Spt4 stabilizes the Spt5 NGN domain. The Spt4/5, Spt4/5 NGN, Spt5 and Spt5 NGN variants were incubated at either 65 or 75°C. The heat stable and soluble fraction was resolved on SDS–PAGE and the gel subsequently stained with Coomassie.

Figure 4.

Domain deletion analysis identifies Spt5 NGN as effector domain. Transcription elongation assays using recombinant 10-subunit RNAP (200 nM) and Spt4/5, Spt4/5 NGN, Spt5, Spt5 KOW and Spt4 (each at 10 µM) in the absence of NTS. Samples were taken at 2, 5, 10 and 20 min (A and B). The full-length run-off transcript was quantitated and normalized to the end point (5 min) in the absence of any added factors (C).

Figure 5.

Recruitment of Spt4/5 to RNAP depends on the Spt5 NGN domain.

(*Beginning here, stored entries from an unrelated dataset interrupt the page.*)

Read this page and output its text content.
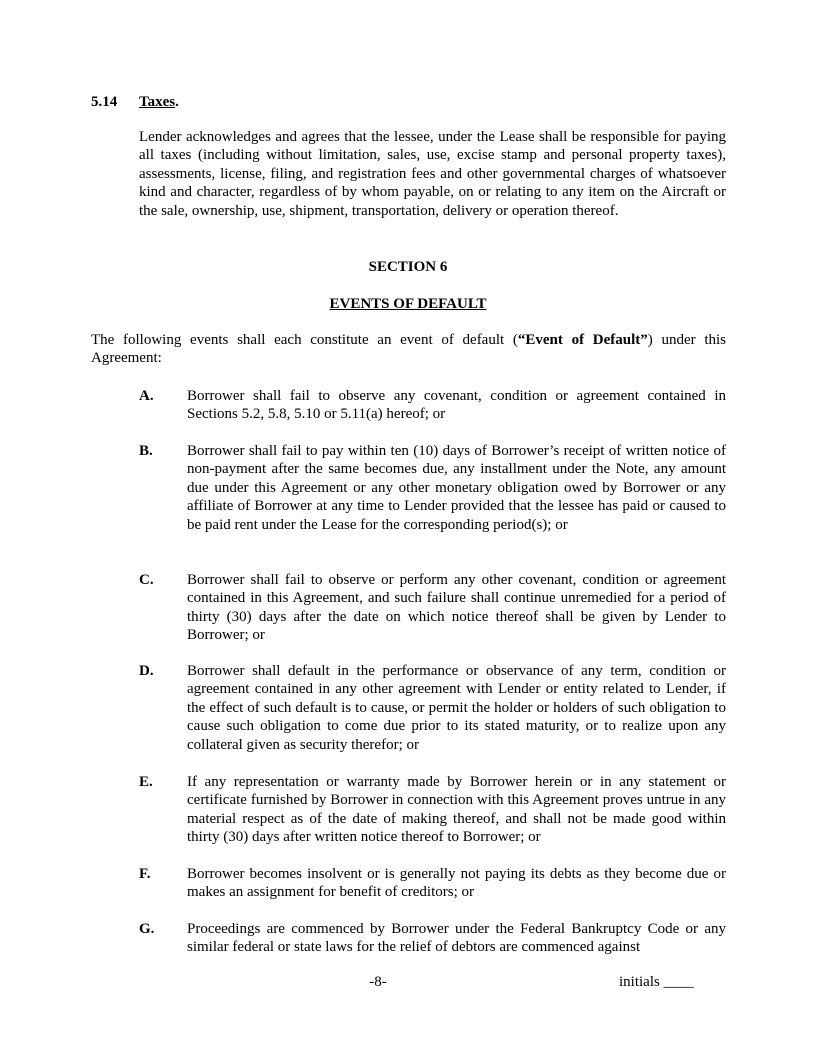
5.14 Taxes.
Lender acknowledges and agrees that the lessee, under the Lease shall be responsible for paying all taxes (including without limitation, sales, use, excise stamp and personal property taxes), assessments, license, filing, and registration fees and other governmental charges of whatsoever kind and character, regardless of by whom payable, on or relating to any item on the Aircraft or the sale, ownership, use, shipment, transportation, delivery or operation thereof.
SECTION 6
EVENTS OF DEFAULT
The following events shall each constitute an event of default (“Event of Default”) under this Agreement:
A. Borrower shall fail to observe any covenant, condition or agreement contained in Sections 5.2, 5.8, 5.10 or 5.11(a) hereof; or
B. Borrower shall fail to pay within ten (10) days of Borrower’s receipt of written notice of non-payment after the same becomes due, any installment under the Note, any amount due under this Agreement or any other monetary obligation owed by Borrower or any affiliate of Borrower at any time to Lender provided that the lessee has paid or caused to be paid rent under the Lease for the corresponding period(s); or
C. Borrower shall fail to observe or perform any other covenant, condition or agreement contained in this Agreement, and such failure shall continue unremedied for a period of thirty (30) days after the date on which notice thereof shall be given by Lender to Borrower; or
D. Borrower shall default in the performance or observance of any term, condition or agreement contained in any other agreement with Lender or entity related to Lender, if the effect of such default is to cause, or permit the holder or holders of such obligation to cause such obligation to come due prior to its stated maturity, or to realize upon any collateral given as security therefor; or
E. If any representation or warranty made by Borrower herein or in any statement or certificate furnished by Borrower in connection with this Agreement proves untrue in any material respect as of the date of making thereof, and shall not be made good within thirty (30) days after written notice thereof to Borrower; or
F. Borrower becomes insolvent or is generally not paying its debts as they become due or makes an assignment for benefit of creditors; or
G. Proceedings are commenced by Borrower under the Federal Bankruptcy Code or any similar federal or state laws for the relief of debtors are commenced against
-8-	initials ____
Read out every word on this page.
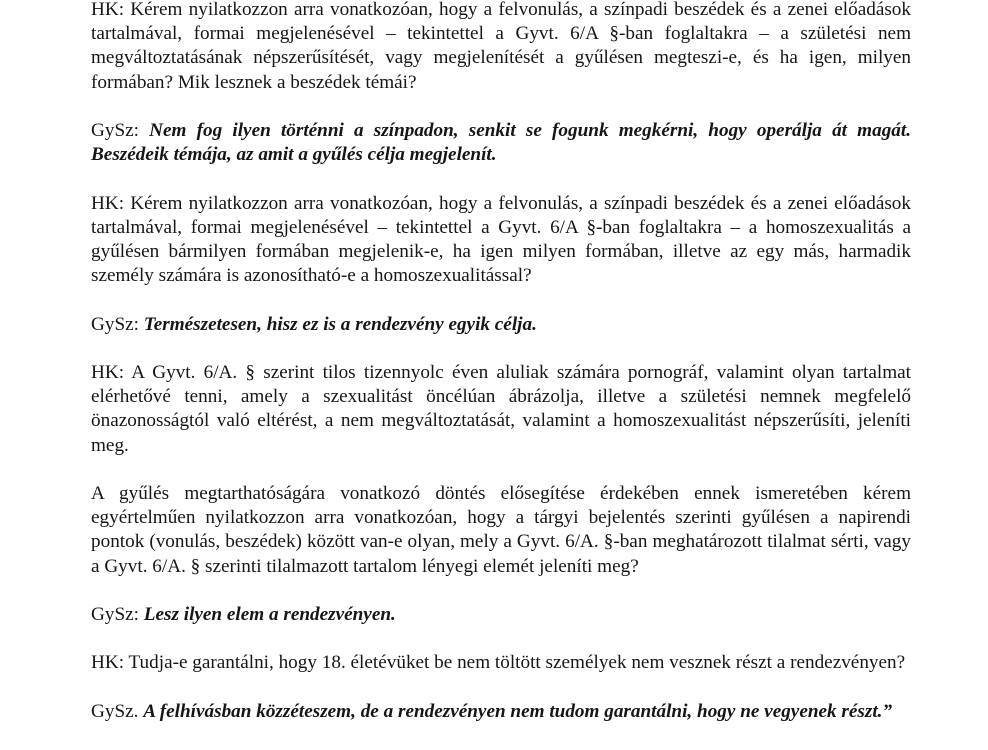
HK: Kérem nyilatkozzon arra vonatkozóan, hogy a felvonulás, a színpadi beszédek és a zenei előadások tartalmával, formai megjelenésével – tekintettel a Gyvt. 6/A §-ban foglaltakra – a születési nem megváltoztatásának népszerűsítését, vagy megjelenítését a gyűlésen megteszi-e, és ha igen, milyen formában? Mik lesznek a beszédek témái?

GySz: Nem fog ilyen történni a színpadon, senkit se fogunk megkérni, hogy operálja át magát. Beszédeik témája, az amit a gyűlés célja megjelenít.

HK: Kérem nyilatkozzon arra vonatkozóan, hogy a felvonulás, a színpadi beszédek és a zenei előadások tartalmával, formai megjelenésével – tekintettel a Gyvt. 6/A §-ban foglaltakra – a homoszexualitás a gyűlésen bármilyen formában megjelenik-e, ha igen milyen formában, illetve az egy más, harmadik személy számára is azonosítható-e a homoszexualitással?

GySz: Természetesen, hisz ez is a rendezvény egyik célja.

HK: A Gyvt. 6/A. § szerint tilos tizennyolc éven aluliak számára pornográf, valamint olyan tartalmat elérhetővé tenni, amely a szexualitást öncélúan ábrázolja, illetve a születési nemnek megfelelő önazonosságtól való eltérést, a nem megváltoztatását, valamint a homoszexualitást népszerűsíti, jeleníti meg.

A gyűlés megtarthatóságára vonatkozó döntés elősegítése érdekében ennek ismeretében kérem egyértelműen nyilatkozzon arra vonatkozóan, hogy a tárgyi bejelentés szerinti gyűlésen a napirendi pontok (vonulás, beszédek) között van-e olyan, mely a Gyvt. 6/A. §-ban meghatározott tilalmat sérti, vagy a Gyvt. 6/A. § szerinti tilalmazott tartalom lényegi elemét jeleníti meg?

GySz: Lesz ilyen elem a rendezvényen.

HK: Tudja-e garantálni, hogy 18. életévüket be nem töltött személyek nem vesznek részt a rendezvényen?

GySz. A felhívásban közzéteszem, de a rendezvényen nem tudom garantálni, hogy ne vegyenek részt.”
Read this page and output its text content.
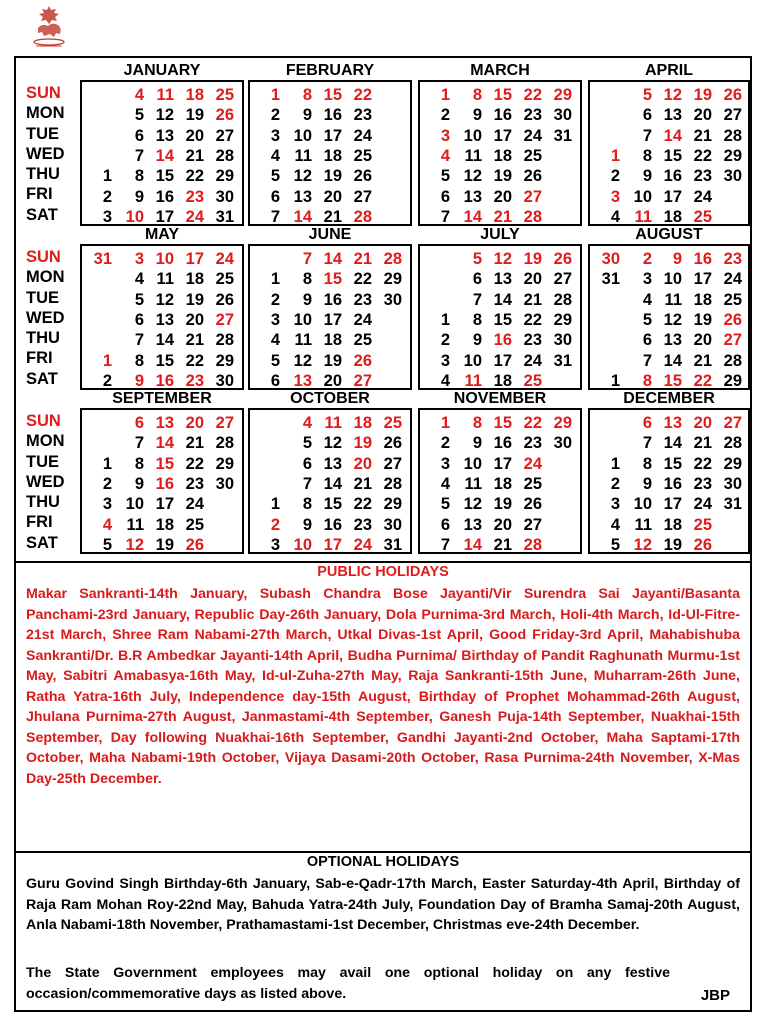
SUN
MON
TUE
WED
THU
FRI
SAT
JANUARY
1
2
3
4
5
6
7
8
9
10
11
12
13
14
15
16
17
18
19
20
21
22
23
24
25
26
27
28
29
30
31
FEBRUARY
1
2
3
4
5
6
7
8
9
10
11
12
13
14
15
16
17
18
19
20
21
22
23
24
25
26
27
28
MARCH
1
2
3
4
5
6
7
8
9
10
11
12
13
14
15
16
17
18
19
20
21
22
23
24
25
26
27
28
29
30
31
APRIL
1
2
3
4
5
6
7
8
9
10
11
12
13
14
15
16
17
18
19
20
21
22
23
24
25
26
27
28
29
30
SUN
MON
TUE
WED
THU
FRI
SAT
MAY
31
1
2
3
4
5
6
7
8
9
10
11
12
13
14
15
16
17
18
19
20
21
22
23
24
25
26
27
28
29
30
JUNE
1
2
3
4
5
6
7
8
9
10
11
12
13
14
15
16
17
18
19
20
21
22
23
24
25
26
27
28
29
30
JULY
1
2
3
4
5
6
7
8
9
10
11
12
13
14
15
16
17
18
19
20
21
22
23
24
25
26
27
28
29
30
31
AUGUST
30
31
1
2
3
4
5
6
7
8
9
10
11
12
13
14
15
16
17
18
19
20
21
22
23
24
25
26
27
28
29
SUN
MON
TUE
WED
THU
FRI
SAT
SEPTEMBER
1
2
3
4
5
6
7
8
9
10
11
12
13
14
15
16
17
18
19
20
21
22
23
24
25
26
27
28
29
30
OCTOBER
1
2
3
4
5
6
7
8
9
10
11
12
13
14
15
16
17
18
19
20
21
22
23
24
25
26
27
28
29
30
31
NOVEMBER
1
2
3
4
5
6
7
8
9
10
11
12
13
14
15
16
17
18
19
20
21
22
23
24
25
26
27
28
29
30
DECEMBER
1
2
3
4
5
6
7
8
9
10
11
12
13
14
15
16
17
18
19
20
21
22
23
24
25
26
27
28
29
30
31
PUBLIC HOLIDAYS
Makar Sankranti-14th January, Subash Chandra Bose Jayanti/Vir Surendra Sai Jayanti/Basanta Panchami-23rd January, Republic Day-26th January, Dola Purnima-3rd March, Holi-4th March, Id-Ul-Fitre-21st March, Shree Ram Nabami-27th March, Utkal Divas-1st April, Good Friday-3rd April, Mahabishuba Sankranti/Dr. B.R Ambedkar Jayanti-14th April, Budha Purnima/ Birthday of Pandit Raghunath Murmu-1st May, Sabitri Amabasya-16th May, Id-ul-Zuha-27th May, Raja Sankranti-15th June, Muharram-26th June, Ratha Yatra-16th July, Independence day-15th August, Birthday of Prophet Mohammad-26th August, Jhulana Purnima-27th August, Janmastami-4th September, Ganesh Puja-14th September, Nuakhai-15th September, Day following Nuakhai-16th September, Gandhi Jayanti-2nd October, Maha Saptami-17th October, Maha Nabami-19th October, Vijaya Dasami-20th October, Rasa Purnima-24th November, X-Mas Day-25th December.
OPTIONAL HOLIDAYS
Guru Govind Singh Birthday-6th January, Sab-e-Qadr-17th March, Easter Saturday-4th April, Birthday of Raja Ram Mohan Roy-22nd May, Bahuda Yatra-24th July, Foundation Day of Bramha Samaj-20th August, Anla Nabami-18th November, Prathamastami-1st December, Christmas eve-24th December.
The State Government employees may avail one optional holiday on any festive occasion/commemorative days as listed above.	JBP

Spt4/5 (50 nM) was radio-labelled and incubated with recombinant 10- (ΔF/E) or 12-subunit RNAP (250 and 500 nM) and the complexes were separated with native gel electrophoresis (A). Radio-labelled Spt4/5 deletion variants (50 nM) Spt4/5 NGN (B), Spt5 (C), Spt5 NGN (D) were incubated with 10-subunit RNAP (250 and 500 nM) and separated on native gels. The specificity of the RNAP–Spt4/5 interactions was ascertained by competition experiments (E). Labelled Spt4/5 (50 nM) was incubated with RNAP (500 nM) and 10- to 50-fold excess of unlabelled Spt4/5, Spt4/5 NGN, Spt5 KOW and Spt4 (500 nM and 2.5 µM) prior to separation with native gel electrophoresis.

Figure 6.

Site-directed mutagenesis of the Spt5 NGN domain identifies a hydrophobic cavity as RNAP binding site. The residues Ala-4, Tyr-42 and Leu-44 line a hydrophobic depression in the Spt5 NGN domain (A). Spt4/5-RNAP binding assays using labelled Spt4/5 mutants (Spt5-4^Arg, -42^Ala, -44^Ala and -44^Arg, 50 nM) and 10-subunit RNAP (50 and 400 nM) were separated with native gel electrophoresis (B). Transcription elongation assays using 10-subunit RNAP (200 nM) and Spt4/5 mutants (10 µM) in the absence of NTS (C).

Figure 7.

A deletion-substitution (CC-Gly₄) in the tip of the RNAP clamp coiled-coil domain abrogates Spt4/5 binding and stimulation. Transcription elongation assays with 10-subunit RNAP and RNAP CC-Gly₄ in the absence (A, 200 nM) and presence of NTS (C, 50 nM), ± Spt4/5 (10 µM). Run-off transcripts were quantitated and normalized to the end points of reactions carried out without Spt4/5 (B and D). The binding of Spt4/5 to RNAP and RNAP CC-Gly₄ was monitored with native gel electrophoresis (E). The location of the RNAP clamp coiled-coil (highlighted in red), the active site NADFDGD motif (green) and metal ion (magenta) in archaeal RNAP (Sulfolobus shibatae RNAP, pdb 2WAQ).